Based on the results of the calculation in step 6, whether the hypothesis analysis is accepted or rejected is stated.

These set of steps are dependent on the sample that was chosen and how good the tests were.

This implies that there is always a chance that an error was made. For example, the tests could end up proving Null Hypothesis wrong when it is right or could end up proving Alternative Hypothesis wrong when it is right.

There Can Be Errors

Types Of Errors:

In Hypothesis Analysis, there are two types of errors:

Type 1 And Type 2

Type 1 error: Null Hypothesis was correct but the analysis proved it wrong
Type 2 error: Null Hypothesis was wrong but the analysis couldn’t prove that it was wrong

Hypothesis Analysis Explained With An Example

Let’s assume you are an IT manager in a hedge fund. One of your critical systems runs an overnight batch and it has slowed down significantly.

The batch now takes on average 12 hours to complete daily. It has been notified by the support team and you are looking for alternative solutions to the current IT system.

As there is a cost associated with running batches for the hypothesis, the IT management concludes that it only makes sense to replace the existing framework with the new framework, if the new framework ensures on average each batch job completes in less than 6 hours.

This implies that if the test concludes that a job takes longer than 6 hours then the management will not accept the new IT framework.
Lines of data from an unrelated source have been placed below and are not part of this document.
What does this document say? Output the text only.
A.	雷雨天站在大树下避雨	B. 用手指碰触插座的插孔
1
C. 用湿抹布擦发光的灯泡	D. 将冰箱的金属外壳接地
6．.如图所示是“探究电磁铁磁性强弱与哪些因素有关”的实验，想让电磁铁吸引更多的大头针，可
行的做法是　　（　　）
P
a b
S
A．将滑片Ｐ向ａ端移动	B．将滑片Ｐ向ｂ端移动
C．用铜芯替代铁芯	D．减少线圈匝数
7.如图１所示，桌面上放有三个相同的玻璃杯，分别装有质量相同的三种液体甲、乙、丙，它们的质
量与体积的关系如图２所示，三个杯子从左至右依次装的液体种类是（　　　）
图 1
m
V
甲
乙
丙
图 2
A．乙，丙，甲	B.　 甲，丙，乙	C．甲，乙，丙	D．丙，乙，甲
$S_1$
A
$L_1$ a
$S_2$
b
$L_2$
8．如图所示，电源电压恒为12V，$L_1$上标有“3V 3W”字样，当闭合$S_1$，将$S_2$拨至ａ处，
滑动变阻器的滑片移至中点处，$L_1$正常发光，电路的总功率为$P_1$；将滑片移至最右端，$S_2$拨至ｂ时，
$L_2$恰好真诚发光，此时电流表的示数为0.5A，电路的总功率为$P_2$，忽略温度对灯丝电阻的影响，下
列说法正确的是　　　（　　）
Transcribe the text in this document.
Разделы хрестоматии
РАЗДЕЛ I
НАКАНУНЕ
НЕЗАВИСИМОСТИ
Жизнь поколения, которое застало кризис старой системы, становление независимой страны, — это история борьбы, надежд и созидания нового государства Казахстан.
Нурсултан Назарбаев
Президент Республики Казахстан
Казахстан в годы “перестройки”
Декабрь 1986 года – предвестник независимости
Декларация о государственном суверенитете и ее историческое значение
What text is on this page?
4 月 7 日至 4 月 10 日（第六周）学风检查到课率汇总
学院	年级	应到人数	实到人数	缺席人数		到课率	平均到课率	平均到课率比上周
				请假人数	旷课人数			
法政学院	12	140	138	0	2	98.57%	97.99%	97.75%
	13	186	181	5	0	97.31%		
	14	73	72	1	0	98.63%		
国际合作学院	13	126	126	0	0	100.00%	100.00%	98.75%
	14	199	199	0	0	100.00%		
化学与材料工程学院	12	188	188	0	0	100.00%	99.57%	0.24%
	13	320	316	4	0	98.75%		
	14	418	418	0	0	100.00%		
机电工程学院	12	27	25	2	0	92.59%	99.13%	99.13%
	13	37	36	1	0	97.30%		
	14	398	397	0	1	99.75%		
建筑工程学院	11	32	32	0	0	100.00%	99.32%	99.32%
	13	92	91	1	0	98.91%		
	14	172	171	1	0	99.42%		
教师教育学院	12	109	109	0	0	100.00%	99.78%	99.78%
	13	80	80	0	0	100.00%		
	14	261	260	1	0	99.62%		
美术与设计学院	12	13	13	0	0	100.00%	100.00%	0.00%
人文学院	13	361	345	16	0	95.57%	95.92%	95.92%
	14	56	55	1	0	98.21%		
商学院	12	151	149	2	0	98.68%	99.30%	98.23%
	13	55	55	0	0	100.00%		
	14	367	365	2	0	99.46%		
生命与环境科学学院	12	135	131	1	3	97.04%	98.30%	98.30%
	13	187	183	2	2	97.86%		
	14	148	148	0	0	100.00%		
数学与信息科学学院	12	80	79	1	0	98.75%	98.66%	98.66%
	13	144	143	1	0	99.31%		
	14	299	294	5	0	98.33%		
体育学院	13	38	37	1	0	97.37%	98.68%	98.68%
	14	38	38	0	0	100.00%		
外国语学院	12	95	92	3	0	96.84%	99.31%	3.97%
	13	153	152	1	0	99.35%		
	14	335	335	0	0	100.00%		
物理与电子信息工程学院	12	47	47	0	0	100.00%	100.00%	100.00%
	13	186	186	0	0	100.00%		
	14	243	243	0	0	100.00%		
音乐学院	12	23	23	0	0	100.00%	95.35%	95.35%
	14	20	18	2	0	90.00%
An external consultancy contacts you and offers you to use their framework which would ensure on average each batch job completes in 6 hours.

Before you accept it blindly, you decide to test the Hypothesis. You get the framework installed on a test environment. Additionally, you then decide to run a sample of jobs; some at night and some in the mornings.

Test

A sample of 30 batch jobs is chosen. Let x be time of a batch job in a sample.

Null Hypothesis: Mean of sample jobs is less or equal to 6 hours
Alternative Hypothesis: Mean of sample jobs is equal or greater than 6 hours
You can see that your Alternative Hypothesis is one tailed as the mean of the jobs can turn out to be greater than 6 hours.

Additionally, you then attempt to run 30 batch jobs and calculate the mean and variance of your sample. As you know the variance of your sample, you can test using Z Statistics Test. There is always a room for errors (min. threshold) and it is the level of significance. You decide that the level of significance is 1% so you will only accept Null Hypothesis if the average job time falls in 1%

Perform z stats calculation — it has a well known formula
State your decision

These set of easy to follow steps can be used to articulate whether a hypothesis is correct or not. It helps one make conscious risk averse decisions.

Summary

The article highlighted the concept of Hypothesis Analysis which is used in a number of fields including risk management, finance, stats and artificial intelligence.

Furthermore, it helps researchers gain better insight into the data. Hope it helps.